A mathematical analysis to the approximate weak solution of the Smagorinsky Model for different flow regimes

Rômulo Damasclin Chaves dos Santos; Jorge Henrique de Oliveira Sales; Alice Rosa da Silva

doi:10.18540/jcecvl10iss01pp17579

Authors

Rômulo Damasclin Chaves dos Santos Departament of Physics, Technological Institute of Aeronautics, São Paulo, Brazil https://orcid.org/0000-0002-9482-1998
Jorge Henrique de Oliveira Sales State University of Santa Cruz – Department of Exact Sciences, Ilhéus, Bahia, Brazil https://orcid.org/0000-0003-1992-3748
Alice Rosa da Silva Federal University of Uberlândia – UFU, Center for Exact Sciences and Technology, Faculty of Civil Engineering, Uberlândia, Minas Gerais, Brazil

DOI:

https://doi.org/10.18540/jcecvl10iss01pp17579

Keywords:

Smagorinsky model., Weak Solution., Navier–Stokes equations., Asymptotic Balance.

Abstract

This study delves into the numerical approximation of non-stationary Navier-Stokes equations within turbulent regimes, employing the Smagorinsky Model (SM).
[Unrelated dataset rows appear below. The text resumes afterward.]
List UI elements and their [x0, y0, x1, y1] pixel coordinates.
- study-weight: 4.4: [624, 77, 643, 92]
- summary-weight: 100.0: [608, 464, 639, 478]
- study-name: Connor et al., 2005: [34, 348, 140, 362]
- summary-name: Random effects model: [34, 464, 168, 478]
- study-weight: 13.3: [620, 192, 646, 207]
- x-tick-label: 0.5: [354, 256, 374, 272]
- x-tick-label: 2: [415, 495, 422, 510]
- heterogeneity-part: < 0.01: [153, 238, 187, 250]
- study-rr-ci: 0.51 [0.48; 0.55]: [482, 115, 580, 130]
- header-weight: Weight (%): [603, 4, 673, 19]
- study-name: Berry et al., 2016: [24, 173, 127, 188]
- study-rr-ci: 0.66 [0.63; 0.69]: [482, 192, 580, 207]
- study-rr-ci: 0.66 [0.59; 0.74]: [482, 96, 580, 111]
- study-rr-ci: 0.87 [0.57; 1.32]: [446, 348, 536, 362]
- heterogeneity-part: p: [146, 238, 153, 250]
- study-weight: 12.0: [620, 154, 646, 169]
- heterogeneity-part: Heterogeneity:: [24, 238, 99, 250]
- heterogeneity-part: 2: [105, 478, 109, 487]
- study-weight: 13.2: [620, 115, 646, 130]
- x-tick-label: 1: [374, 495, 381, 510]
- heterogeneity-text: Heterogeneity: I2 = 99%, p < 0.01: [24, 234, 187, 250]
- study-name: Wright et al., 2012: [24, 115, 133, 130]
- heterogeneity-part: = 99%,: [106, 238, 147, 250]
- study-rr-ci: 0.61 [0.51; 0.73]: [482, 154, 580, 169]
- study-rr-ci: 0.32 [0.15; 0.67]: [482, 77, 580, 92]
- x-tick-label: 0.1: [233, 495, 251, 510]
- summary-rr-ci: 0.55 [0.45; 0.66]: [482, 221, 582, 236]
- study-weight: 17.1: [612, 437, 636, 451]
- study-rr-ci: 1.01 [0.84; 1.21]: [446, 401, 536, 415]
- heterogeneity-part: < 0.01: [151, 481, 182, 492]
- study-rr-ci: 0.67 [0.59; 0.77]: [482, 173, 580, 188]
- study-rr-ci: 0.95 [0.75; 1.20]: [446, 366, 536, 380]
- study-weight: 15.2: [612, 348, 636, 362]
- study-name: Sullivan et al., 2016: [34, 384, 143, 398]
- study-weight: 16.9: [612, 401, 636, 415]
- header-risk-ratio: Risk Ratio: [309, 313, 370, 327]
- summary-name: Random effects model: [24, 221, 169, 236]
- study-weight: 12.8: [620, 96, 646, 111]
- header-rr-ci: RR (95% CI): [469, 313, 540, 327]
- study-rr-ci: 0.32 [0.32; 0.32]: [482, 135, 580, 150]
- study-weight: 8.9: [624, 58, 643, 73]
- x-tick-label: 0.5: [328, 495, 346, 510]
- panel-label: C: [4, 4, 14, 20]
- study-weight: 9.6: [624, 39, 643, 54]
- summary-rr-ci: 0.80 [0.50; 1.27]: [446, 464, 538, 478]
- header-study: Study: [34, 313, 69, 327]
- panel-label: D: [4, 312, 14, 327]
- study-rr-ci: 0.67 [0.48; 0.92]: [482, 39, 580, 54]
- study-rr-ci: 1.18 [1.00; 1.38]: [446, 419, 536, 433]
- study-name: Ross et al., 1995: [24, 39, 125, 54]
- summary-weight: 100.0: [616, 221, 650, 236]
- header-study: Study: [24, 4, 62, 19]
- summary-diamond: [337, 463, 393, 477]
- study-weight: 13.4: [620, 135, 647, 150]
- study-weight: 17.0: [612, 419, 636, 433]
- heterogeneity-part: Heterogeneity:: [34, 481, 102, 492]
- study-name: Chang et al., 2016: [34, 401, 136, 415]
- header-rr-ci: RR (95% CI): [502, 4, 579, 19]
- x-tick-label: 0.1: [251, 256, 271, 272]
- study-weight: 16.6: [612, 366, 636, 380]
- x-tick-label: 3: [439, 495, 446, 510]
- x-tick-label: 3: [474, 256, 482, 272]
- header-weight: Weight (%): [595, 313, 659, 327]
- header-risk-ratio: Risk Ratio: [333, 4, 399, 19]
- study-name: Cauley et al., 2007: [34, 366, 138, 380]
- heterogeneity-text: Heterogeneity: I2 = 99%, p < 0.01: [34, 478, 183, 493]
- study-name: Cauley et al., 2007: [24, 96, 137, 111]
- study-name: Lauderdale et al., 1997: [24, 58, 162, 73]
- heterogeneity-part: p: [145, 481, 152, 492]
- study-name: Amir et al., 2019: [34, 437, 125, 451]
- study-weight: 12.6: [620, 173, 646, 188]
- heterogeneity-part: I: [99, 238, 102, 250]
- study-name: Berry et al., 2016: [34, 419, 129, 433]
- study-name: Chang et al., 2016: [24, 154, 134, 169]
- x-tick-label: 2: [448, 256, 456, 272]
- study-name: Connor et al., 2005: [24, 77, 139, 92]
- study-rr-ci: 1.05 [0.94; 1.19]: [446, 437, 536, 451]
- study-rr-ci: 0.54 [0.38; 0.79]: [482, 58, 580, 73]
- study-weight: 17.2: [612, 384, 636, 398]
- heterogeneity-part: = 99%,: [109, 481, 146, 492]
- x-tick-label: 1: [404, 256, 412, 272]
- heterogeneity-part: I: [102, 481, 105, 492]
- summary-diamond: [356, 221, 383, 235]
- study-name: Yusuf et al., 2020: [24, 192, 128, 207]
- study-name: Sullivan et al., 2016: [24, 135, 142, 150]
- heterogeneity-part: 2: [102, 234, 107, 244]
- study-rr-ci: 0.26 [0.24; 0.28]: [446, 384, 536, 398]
By treating the model as inherently discrete, we implement a semi-implicit time discretization using the Euler method. This approach includes comprehensive stability analyses, applicable to a spectrum of flow regimes, and an exploration of the asymptotic energy balance dynamics during fluid movements. The primary contribution of this study is found in its methodical approach to the numerical approximation of non-stationary Navier-Stokes equations within turbulent regimes using the Smagorinsky Model (SM). The adoption of a semi-implicit time discretization with the Euler method, coupled with a meticulous analysis of energy balance, establishes a robust foundation adaptable to diverse flow conditions.